Hari sabtu dini hari, Dave telah memanggil Teddy untuk mengecek kembali semua perlengkapannya.


“Semua barang-barangku sudah kamu pastikan siap ya Ted?” tanya Dave memastikan.


“Tenang saja, Mr. Anda paling tau bagaimana kerja saya!” ucap Teddy sedikit jumawa dan hanya disenyumin smirk oleh Dave.

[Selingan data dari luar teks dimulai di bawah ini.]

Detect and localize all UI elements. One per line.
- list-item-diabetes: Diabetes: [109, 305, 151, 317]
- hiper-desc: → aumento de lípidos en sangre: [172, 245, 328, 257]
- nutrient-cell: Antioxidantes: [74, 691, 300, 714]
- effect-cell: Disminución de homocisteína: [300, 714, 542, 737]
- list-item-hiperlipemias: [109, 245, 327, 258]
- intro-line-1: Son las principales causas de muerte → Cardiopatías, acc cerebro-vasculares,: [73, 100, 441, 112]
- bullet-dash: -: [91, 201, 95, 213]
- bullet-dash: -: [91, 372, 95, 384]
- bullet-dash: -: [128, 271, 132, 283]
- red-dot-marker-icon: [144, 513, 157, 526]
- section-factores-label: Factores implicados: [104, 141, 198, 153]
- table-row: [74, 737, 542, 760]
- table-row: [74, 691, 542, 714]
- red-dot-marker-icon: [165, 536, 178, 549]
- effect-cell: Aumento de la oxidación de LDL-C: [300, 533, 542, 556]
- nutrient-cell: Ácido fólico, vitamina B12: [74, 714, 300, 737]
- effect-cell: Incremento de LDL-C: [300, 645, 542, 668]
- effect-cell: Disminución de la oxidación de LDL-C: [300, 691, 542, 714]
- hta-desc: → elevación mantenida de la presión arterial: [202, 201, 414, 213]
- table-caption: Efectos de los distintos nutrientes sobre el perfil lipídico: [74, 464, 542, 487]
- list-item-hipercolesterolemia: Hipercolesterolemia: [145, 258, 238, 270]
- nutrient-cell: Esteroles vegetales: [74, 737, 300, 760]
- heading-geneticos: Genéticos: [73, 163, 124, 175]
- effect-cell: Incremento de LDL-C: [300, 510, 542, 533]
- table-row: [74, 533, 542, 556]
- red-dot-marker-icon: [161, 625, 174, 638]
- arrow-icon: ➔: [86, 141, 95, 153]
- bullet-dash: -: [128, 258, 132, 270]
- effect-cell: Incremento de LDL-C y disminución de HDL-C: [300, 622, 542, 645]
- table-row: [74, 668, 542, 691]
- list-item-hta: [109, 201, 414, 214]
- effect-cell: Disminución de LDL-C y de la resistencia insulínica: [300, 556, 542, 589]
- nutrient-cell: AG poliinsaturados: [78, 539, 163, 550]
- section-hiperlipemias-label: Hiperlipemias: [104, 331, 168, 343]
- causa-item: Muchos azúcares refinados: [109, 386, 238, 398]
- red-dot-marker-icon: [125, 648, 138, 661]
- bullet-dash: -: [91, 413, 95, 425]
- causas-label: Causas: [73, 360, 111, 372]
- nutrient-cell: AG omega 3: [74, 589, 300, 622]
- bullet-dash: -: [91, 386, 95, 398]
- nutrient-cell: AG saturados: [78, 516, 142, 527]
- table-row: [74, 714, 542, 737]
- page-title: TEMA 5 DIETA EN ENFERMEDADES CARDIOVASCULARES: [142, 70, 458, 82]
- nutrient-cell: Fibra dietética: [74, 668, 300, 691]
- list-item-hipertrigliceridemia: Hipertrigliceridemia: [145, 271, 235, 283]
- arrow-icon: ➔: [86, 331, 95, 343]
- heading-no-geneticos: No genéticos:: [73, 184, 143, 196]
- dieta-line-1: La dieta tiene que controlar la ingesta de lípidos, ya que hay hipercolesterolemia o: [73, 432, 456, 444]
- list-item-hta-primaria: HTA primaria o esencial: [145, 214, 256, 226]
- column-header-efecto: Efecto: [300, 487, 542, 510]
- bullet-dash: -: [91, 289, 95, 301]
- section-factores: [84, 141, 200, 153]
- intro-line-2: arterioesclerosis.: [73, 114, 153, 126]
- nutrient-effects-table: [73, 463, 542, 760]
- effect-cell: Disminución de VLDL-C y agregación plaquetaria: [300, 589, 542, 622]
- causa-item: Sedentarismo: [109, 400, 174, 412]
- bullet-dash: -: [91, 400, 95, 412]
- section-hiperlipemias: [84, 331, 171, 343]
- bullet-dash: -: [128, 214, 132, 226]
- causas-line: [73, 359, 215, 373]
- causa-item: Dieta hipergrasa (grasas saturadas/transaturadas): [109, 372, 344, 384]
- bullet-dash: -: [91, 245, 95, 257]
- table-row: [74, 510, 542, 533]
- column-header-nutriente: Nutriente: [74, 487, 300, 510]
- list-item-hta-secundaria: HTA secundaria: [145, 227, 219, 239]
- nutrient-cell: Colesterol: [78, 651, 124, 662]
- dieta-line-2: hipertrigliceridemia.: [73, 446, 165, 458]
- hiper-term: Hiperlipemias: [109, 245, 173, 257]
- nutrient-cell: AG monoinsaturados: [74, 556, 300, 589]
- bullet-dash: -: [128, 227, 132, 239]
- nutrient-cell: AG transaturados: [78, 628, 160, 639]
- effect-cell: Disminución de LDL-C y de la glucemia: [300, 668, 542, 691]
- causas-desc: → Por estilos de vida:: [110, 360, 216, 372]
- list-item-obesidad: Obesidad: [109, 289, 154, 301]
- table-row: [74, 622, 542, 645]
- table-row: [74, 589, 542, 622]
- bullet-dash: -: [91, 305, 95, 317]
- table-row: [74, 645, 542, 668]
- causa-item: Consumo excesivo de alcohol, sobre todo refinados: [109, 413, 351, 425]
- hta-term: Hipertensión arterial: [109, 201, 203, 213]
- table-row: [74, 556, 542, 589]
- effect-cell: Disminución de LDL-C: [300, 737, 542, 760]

“Sudah kamu pastikan Karen dan nanny nya siap juga ya?”


“Sudah, Mr.”


“Kamu siapin 1 Alphard untuk Karen dan nanny nya dan jangan kau campur dengan penumpang lainnya!” perintah Dave sembari merapihkan pakaian yang dikenakannya.


“Siap, Mr!” jawab Teddy.


Setelah itu Teddy meninggalkan kamar Dave dengan mengawasi para asisten yang tengah membawakan koper-koper berisi barang kebutuhan Dave selama di villa. Sementara itu, sambil menunggu waktu sholat subuh, dia tengah menatap pekerjaan melalui macbook nya.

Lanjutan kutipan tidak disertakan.